洛峙似乎是没有听明白洛湘这句话的意思:你玩了很久了。

洛湘一只手轻轻抹过腰间挂着的剑, 那是曾经在付致手中夺来的见青山 , 本是属于谢驿的。

只是洛湘没有打算去谢驿的埋骨之处看看他, 也并不打算将这柄剑物归原主。

浮云遮望眼, 梦里见青山。

洛湘无可奈何的闭了闭眼, 然后又睁开, 她顺着洛峙的目光向前看,明明是说给洛峙的话, 却更像是在给自己说:世间美景是看不够的。

城墙之上,一个高大的身影缓缓挺立, 身影旁边,一女子握着剑, 笑着请辞,再旁边,两个男子的身影缠绵在一起, 仿佛很远之地都能听到他们的笑声。

不足十里之处,几辆车架正披星戴月的奔来, 踏过万丈风尘, 奔向她最开始成长的地方, 见一个本应是最熟悉的,陌生人。

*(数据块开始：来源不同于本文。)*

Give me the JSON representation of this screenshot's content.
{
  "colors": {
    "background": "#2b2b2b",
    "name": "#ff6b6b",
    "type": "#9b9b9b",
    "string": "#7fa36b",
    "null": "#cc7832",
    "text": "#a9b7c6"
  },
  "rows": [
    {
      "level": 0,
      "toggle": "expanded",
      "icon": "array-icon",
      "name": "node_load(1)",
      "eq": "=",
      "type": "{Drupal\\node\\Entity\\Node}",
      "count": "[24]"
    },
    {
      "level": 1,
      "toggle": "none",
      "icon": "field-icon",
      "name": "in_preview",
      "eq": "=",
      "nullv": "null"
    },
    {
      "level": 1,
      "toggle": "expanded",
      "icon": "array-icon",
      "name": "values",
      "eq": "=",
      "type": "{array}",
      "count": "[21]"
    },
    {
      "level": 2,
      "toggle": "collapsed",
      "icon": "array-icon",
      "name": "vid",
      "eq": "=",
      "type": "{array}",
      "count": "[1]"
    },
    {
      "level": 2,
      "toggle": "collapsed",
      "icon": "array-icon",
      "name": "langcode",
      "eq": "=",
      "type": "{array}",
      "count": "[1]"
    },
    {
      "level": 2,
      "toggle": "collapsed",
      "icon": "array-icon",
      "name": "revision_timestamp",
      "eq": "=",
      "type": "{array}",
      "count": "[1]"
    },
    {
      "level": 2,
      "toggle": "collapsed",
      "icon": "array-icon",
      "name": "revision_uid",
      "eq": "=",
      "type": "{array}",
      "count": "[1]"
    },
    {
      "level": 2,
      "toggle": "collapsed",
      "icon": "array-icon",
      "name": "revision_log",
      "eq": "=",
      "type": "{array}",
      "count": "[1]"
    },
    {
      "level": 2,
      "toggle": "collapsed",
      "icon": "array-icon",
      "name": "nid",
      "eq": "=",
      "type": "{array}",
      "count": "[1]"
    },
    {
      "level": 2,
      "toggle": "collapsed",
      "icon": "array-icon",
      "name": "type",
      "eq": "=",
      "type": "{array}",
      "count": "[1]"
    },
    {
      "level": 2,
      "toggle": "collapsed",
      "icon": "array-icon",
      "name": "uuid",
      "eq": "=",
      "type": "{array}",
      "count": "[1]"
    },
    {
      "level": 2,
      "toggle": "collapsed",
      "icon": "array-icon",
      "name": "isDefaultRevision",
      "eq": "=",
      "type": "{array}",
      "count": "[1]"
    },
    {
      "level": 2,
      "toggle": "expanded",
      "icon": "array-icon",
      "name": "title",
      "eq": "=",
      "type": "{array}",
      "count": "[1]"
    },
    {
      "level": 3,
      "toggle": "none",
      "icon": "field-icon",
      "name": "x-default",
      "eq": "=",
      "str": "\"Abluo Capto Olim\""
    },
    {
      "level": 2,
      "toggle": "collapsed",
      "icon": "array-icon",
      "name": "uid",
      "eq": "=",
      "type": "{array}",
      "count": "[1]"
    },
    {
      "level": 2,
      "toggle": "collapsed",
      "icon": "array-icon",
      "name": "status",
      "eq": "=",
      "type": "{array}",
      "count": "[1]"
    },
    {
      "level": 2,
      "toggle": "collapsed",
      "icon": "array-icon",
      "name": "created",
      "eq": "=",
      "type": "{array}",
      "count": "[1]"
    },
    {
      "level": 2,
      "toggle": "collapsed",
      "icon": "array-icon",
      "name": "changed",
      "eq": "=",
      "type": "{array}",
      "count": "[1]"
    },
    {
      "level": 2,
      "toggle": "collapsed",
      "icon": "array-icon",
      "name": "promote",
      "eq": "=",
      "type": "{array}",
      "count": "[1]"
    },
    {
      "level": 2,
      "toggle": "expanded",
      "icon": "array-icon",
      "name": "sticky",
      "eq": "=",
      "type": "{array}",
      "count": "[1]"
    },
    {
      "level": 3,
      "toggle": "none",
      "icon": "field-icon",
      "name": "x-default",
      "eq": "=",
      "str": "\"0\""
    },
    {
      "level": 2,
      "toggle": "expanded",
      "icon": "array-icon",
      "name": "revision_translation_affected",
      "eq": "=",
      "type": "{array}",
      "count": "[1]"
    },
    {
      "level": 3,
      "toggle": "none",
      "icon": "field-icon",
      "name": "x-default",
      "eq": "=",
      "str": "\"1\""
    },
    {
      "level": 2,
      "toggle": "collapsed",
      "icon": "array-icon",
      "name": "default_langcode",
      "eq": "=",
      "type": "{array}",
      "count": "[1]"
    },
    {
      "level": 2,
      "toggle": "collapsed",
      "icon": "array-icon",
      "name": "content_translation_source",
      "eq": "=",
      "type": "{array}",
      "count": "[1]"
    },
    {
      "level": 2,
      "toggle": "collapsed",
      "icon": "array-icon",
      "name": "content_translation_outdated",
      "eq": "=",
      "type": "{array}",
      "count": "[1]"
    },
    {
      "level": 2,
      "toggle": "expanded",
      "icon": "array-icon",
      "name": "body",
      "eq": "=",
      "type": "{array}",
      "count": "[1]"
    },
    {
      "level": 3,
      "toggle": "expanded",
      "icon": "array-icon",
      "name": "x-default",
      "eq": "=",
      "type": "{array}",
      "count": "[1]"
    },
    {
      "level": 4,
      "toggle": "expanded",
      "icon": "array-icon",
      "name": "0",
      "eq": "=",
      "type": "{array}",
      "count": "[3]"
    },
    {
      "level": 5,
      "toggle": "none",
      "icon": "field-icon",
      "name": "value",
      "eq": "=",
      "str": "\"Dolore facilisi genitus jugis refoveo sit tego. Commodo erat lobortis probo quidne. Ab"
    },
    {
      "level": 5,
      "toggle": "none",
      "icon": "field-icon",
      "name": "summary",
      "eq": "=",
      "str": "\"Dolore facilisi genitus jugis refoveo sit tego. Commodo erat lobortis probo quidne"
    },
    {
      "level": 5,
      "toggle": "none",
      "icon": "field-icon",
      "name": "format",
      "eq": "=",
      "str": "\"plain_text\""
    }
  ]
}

公子朔是一个存在感很低的人,低到几乎所有人都下意识的忽略了他的存在。

一路行来, 赵朔没有一丝多言,只是顺从的跟在姬姌两人身边, 由锦国的甲士一路护送他们北上,缓缓进入这座连绵不绝的关隘。

洛禾探出头向远处看,那城墙之上几个身影矗立,一眼看去,上面站着的人是谁,洛禾心中已经有了数。

待到车架进城,洛禾很干脆的抛下了一众人,只带着姬姌朝着城墙的地方走去,那守卫是认识洛禾的,却也没有直接放人上去,只是先去通报了洛峙一声。

片刻后,洛泽带着付清疏缓缓走了下来,他们似乎是待的不耐烦了,只想找个借口就此离开一般。

洛禾朝着洛泽莞尔一笑:二哥安。

洛泽淡淡嗯了一声,端的一副沉稳的样子,他身旁付清疏看到姬姌的第一眼,神色就已经有些怪异,他老老实实的朝姬姌行了个礼,一字未言。

姬姌似乎也没想到是他,只是看着他与洛泽的距离,复又想起当时洛禾的话,她说洛泽身边有一个谋士,恰好也是天子手下,并且深得洛泽信任。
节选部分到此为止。